Thursday, January 15, 2009

Filling ratholes with cement.

It's that kind of provocative title, isn't it? Almost like the beginning of a bad metaphor in what will turn out to be a cringingly boring sermon as you slump, hungover, further into the pew. ( "...of course, we should try and understand that we've all had to fill ratholes with cement; each and every one of us. We cannot stand in judgement. But this should always bring to mind the parable of Jesus among the money changers in the temple... [ I had just typed 'Monet changers', which looked far more interesting... that proximital slip of the T and Y being adjacent each other on the keyboard creates a whole different tangent that is tempting to follow..anyway...])
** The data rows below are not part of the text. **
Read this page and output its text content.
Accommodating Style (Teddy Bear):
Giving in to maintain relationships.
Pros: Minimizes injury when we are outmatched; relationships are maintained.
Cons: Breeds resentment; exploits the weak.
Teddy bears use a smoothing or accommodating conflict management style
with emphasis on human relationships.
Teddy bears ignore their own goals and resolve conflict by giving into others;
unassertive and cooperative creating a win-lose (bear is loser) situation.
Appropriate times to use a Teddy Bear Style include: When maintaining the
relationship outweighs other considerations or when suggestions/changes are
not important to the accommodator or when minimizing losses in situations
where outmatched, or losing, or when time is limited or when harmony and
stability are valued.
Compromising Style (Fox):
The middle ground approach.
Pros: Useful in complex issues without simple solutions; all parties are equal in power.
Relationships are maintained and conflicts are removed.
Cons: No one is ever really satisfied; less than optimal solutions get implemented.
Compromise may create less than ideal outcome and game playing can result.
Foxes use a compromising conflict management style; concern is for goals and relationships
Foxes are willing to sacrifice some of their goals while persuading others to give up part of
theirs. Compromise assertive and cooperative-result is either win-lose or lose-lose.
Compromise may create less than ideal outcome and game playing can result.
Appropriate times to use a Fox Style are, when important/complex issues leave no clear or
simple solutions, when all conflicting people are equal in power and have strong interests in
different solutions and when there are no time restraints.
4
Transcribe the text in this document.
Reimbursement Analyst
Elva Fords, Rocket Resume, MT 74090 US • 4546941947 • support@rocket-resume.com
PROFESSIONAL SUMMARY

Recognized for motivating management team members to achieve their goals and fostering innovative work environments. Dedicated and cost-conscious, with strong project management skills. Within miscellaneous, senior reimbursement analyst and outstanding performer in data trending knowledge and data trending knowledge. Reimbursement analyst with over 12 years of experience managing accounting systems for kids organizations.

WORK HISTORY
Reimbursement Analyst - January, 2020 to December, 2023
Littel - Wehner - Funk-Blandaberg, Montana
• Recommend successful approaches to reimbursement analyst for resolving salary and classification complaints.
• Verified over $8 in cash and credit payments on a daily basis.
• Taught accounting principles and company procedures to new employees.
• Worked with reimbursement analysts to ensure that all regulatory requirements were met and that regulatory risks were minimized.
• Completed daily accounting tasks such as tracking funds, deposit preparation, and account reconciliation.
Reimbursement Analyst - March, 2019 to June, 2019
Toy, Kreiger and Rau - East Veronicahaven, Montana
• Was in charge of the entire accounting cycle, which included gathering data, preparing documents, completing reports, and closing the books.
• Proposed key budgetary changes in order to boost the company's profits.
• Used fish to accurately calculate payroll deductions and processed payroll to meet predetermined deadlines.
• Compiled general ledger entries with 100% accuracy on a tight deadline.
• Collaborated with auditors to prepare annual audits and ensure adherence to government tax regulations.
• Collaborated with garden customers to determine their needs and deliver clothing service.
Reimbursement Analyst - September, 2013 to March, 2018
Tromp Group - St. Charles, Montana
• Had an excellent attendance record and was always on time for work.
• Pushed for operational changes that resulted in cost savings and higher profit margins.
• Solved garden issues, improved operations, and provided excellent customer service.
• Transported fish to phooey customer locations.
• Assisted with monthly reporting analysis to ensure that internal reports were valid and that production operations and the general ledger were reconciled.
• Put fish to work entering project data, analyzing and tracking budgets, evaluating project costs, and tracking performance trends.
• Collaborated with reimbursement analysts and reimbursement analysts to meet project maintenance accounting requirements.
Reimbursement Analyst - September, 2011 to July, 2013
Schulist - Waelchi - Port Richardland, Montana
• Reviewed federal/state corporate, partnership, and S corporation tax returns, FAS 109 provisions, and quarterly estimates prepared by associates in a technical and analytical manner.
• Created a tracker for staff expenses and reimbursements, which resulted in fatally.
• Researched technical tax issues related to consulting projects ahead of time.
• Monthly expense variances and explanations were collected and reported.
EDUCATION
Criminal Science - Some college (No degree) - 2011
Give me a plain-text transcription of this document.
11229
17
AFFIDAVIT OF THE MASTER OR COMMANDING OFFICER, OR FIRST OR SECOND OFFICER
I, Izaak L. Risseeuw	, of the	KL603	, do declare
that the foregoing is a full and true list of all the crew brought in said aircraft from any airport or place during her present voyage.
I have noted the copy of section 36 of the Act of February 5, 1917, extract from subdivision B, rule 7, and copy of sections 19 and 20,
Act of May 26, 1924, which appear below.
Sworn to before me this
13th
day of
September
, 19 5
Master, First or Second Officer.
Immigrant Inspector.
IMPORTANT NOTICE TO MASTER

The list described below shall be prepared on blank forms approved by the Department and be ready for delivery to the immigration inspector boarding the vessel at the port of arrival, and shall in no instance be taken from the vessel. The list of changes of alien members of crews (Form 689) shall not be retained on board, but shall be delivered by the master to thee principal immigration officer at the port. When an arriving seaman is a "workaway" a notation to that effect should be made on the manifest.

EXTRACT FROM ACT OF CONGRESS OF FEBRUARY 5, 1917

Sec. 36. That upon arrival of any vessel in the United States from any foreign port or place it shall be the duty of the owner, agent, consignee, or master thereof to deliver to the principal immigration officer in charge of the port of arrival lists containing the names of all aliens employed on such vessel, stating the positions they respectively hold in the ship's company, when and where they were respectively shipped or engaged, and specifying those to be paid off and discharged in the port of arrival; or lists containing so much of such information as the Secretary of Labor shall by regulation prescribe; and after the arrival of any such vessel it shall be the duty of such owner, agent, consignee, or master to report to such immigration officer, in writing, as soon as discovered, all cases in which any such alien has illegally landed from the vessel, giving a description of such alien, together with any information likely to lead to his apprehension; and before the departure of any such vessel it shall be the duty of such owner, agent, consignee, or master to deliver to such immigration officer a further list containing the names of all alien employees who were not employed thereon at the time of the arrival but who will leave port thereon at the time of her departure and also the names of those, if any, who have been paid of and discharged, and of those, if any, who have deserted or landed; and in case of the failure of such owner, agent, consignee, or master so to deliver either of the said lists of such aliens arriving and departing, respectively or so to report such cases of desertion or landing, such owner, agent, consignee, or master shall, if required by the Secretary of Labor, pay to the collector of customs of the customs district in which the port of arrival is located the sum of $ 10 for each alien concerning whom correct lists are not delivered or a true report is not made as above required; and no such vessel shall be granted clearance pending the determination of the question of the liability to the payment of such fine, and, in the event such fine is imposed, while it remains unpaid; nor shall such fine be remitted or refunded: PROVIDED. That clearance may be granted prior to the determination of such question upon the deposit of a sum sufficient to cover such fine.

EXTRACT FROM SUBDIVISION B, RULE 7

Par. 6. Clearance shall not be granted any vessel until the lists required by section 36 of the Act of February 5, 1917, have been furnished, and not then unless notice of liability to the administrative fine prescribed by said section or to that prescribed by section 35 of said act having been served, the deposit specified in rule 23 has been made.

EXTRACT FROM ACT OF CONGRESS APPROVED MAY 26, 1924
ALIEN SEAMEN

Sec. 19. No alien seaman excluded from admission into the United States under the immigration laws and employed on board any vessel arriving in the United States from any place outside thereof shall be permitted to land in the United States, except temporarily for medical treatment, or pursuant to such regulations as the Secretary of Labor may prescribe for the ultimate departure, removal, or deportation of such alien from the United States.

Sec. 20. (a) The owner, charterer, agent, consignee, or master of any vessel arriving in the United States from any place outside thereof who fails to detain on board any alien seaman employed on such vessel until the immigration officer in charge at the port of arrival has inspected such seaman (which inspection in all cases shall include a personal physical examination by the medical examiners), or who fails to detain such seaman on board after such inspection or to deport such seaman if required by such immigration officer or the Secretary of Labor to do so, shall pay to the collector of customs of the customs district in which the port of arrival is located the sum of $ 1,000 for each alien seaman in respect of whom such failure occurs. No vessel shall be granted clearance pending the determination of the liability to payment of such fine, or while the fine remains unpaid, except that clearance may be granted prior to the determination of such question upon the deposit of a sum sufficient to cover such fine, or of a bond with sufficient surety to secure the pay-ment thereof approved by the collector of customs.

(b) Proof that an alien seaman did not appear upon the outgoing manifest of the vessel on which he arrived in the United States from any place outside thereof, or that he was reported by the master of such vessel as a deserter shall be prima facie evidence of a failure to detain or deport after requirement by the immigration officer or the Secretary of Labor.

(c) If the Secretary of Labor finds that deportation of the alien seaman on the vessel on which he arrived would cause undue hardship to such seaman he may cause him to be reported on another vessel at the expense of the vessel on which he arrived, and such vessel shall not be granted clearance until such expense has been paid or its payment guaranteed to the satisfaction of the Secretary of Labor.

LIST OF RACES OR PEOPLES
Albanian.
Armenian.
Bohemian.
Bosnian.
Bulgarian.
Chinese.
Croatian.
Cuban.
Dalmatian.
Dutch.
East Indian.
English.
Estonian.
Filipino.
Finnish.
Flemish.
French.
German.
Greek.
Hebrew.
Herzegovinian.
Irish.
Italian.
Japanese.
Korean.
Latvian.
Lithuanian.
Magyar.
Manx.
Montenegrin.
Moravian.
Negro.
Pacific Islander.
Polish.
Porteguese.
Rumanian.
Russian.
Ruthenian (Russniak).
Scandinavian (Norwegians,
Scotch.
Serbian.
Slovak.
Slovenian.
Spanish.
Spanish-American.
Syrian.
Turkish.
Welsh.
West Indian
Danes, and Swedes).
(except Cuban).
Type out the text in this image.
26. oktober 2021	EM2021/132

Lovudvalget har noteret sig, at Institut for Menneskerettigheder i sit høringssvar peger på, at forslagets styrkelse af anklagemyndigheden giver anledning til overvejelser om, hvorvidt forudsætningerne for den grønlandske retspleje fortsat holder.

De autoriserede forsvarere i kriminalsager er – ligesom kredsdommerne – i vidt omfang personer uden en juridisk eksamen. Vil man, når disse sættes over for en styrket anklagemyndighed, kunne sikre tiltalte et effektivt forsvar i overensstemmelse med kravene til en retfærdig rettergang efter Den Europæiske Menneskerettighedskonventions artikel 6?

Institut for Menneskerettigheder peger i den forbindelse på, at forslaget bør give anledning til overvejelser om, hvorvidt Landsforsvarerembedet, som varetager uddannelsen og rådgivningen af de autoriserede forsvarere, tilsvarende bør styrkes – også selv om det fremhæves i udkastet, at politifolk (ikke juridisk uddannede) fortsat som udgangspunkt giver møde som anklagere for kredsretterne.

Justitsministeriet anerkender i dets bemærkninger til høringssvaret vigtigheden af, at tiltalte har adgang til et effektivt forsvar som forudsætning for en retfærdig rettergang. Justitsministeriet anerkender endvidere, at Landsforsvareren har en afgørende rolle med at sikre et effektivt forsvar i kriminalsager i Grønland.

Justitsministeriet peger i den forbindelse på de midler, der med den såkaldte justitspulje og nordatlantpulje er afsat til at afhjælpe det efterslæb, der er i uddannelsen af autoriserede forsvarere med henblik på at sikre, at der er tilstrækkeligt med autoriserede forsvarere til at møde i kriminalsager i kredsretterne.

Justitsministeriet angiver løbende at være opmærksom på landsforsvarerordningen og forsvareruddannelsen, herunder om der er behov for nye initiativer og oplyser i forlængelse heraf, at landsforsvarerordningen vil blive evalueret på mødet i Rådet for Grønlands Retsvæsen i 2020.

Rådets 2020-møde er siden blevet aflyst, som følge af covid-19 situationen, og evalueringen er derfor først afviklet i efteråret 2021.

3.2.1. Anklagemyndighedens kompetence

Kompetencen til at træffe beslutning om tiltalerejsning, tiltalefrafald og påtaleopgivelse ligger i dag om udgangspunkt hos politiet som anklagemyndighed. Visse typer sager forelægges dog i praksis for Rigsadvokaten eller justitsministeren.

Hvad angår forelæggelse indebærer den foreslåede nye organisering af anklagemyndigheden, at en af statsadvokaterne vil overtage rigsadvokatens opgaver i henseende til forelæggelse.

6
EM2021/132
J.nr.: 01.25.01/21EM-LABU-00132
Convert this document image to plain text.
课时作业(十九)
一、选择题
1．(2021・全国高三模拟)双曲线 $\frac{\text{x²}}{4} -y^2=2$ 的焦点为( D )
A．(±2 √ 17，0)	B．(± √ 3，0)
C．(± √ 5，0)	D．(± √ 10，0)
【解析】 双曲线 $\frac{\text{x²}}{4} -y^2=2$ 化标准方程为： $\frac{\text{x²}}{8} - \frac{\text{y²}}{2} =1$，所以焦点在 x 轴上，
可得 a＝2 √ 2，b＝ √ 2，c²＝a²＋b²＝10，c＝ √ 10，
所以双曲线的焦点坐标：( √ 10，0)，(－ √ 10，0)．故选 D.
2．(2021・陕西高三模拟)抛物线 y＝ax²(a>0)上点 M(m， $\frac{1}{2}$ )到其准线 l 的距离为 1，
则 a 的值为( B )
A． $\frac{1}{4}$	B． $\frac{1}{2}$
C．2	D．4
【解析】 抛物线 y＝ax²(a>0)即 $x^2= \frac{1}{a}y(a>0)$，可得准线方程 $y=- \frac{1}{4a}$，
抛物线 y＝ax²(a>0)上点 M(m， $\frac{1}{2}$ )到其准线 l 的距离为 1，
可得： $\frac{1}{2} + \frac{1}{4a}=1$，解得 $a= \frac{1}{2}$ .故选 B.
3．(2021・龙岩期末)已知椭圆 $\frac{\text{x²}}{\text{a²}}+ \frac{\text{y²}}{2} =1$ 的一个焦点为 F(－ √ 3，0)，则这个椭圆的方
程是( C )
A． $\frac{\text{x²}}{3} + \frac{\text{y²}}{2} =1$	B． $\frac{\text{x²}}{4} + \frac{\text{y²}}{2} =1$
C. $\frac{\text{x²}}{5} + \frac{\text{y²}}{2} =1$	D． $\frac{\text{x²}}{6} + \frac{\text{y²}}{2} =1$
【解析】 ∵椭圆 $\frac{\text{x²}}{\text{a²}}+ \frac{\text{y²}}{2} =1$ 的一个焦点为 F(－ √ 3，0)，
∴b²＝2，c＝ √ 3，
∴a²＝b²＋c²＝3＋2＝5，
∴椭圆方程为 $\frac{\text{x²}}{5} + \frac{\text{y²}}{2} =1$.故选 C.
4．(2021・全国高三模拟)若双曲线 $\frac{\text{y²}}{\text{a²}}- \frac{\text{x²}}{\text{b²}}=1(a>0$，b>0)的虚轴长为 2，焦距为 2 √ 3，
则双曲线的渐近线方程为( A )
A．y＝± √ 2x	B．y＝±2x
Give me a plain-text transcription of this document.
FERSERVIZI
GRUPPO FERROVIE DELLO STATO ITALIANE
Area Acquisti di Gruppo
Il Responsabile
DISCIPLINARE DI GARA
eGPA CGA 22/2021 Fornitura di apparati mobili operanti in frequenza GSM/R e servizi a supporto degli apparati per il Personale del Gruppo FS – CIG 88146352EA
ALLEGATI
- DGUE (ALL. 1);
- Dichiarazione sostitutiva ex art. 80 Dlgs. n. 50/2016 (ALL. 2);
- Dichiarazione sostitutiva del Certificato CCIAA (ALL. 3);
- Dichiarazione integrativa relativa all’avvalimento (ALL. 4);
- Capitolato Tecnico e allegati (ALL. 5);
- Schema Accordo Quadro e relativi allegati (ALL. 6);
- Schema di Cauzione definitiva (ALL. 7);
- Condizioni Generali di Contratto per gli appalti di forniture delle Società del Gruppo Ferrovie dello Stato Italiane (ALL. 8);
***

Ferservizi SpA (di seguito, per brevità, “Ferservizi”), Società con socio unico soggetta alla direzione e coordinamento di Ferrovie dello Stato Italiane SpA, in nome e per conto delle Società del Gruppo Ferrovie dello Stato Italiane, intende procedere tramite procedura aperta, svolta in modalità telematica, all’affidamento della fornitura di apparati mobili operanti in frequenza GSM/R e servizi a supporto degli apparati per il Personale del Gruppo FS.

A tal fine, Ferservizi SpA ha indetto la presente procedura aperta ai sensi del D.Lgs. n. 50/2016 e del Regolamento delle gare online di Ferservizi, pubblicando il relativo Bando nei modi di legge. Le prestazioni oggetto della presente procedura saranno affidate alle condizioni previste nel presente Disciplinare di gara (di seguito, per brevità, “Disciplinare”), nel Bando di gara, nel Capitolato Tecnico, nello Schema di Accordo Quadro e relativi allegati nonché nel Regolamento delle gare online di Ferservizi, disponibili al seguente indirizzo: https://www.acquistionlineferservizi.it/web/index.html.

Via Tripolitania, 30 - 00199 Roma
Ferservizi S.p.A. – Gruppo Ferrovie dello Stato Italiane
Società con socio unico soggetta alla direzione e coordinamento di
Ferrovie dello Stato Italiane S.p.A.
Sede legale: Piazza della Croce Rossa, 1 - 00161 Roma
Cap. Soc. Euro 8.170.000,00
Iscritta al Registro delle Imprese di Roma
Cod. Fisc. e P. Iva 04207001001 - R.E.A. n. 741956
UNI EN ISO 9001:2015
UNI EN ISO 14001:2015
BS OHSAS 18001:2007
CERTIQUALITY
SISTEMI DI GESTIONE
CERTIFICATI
So as I laid in bed at 3 am listening to an ongoing rodent Summer of Love in the walls, it brought to mind Gary Snyder's concept of 'porosity' from The Practice of the Wild, the idea of allowing our surroundings to move freely through our lives, a kind of practice of interpenetration and embrace of Rattus norvegicus. After all, they are sentient beings. .... Right. All that went out the window yesterday, when it was discovered that the furry bodhisattvas had started chewing on Jane's green, un-fired pots, as she had been using coconut in the clay body to open the texure of the surface during the bisque firing. Madam was not pleased. So it's a Friday evening, and I'm gripping a beer (sadly not a PBR , as suggested elsewhere) and filling ratholes with cement.; not off to interesting gigs, fashionable parties, or an evening filed with scintillating, Wildean repartee.

Anyway, sorry for the digression - the header photo: more holiday snaps. Lordsburg, New Mexico; a bypassed godforsaken railway town that was once a major hub of activity. It was the place that the 'Ringo Kid', John Wayne, had to get to in his early film Stagecoach, by John Ford. Standing in the middle of the high plains on the border of Arizona at over 4,000 feet, you can now stand on the main street at rush hour, all six lanes of it and take photos at your leisure. The early sun shows gold off the rail tracks that every 10 minutes a what seems miles-long freight labors over the imperceptible incline, four locos in front, two in the back, laden with containers of white-goods soma from China.


This vast space seems haunted, and indeed it was; we had spent the day driving up from the Mexican border through a long, high valley that was all pasturage, about four miles wide flanked by 1,000-2,000 foot ridges hemming in each side. This, compared to the landscape before and after, had seemed relatively lush in a high-plains-kind-of-way. We stopped for about a half an hour, alone, just outside a place called Apache, and listened to the impersonal, autonomous wind that had blown forever, irregardless of our presence, and would always continue to do so. The sense it gave was one of something lost, you kept scanning the ridges for some sign of the reasons why. The effect was entirely otherworldly, though you knew you were on a road, in the USA, in a car, participating in the shiny, almost-new Third Millennium.

The reason became clear at the next crossroads (to glorify one house by a dirt track by that name) - there was a stone cairn which, after seeing nothing for the last 60 miles, we stopped at. It was composed of spooky recovered stone quorns the women had used for grinding corn and local rock, with a small bronze plaque that announced this was the place that Geronimo and the exhausted Apaches had finally surrendered to the horse soldiers. Geronimo and 35 warriors had held off 5,000 cavalry for almost a year, (who they knew would only ever increase in number) and had finally been split up and ethnically-cleansed to reservations hundreds of miles away in Florida, while others had been sent to the extremely unpromising scrub land tracts that white guys decided they couldn't use for anything else. I found later it was called Skeleton Canyon; it had been their valley.


The thing that occurred to me was that all the valleys had been someone's long before they were driven from them.

6 comments:

Anonymous said...

nice pictures kev!!

kbop said...

well, I'm having to be quite restrained here, or else we're going to end up with endless numbers of views of rails or roads stretching into the distance, along with somewhat funky/crap motels and pictures of veeerrry long trains

k

Anonymous said...

It sounds exotic to me and makes me wonder..
you should upload some more pictures!!

Anonymous said...

Thanks for your temperance. As with many things in life I believe moderation to be the key.

-wcf

Andrew James Brown said...

Is moderation a requirement in the matter of filling ratholes with cement? That aside the photos are very good. As a Brit, whose landscapes are somewhat more confined, I adore those open skies. I guess it's why I love the fens. Miles of bleak, flat, miserable black fields with the only detail being the odd barn and seemingly infinitely long drains. Damn, my Protestant bleak streak must be kicking in . . .

Honorclare said...

great pictures, they capture the atmosphere of the place. Cool. What kind of camera you have?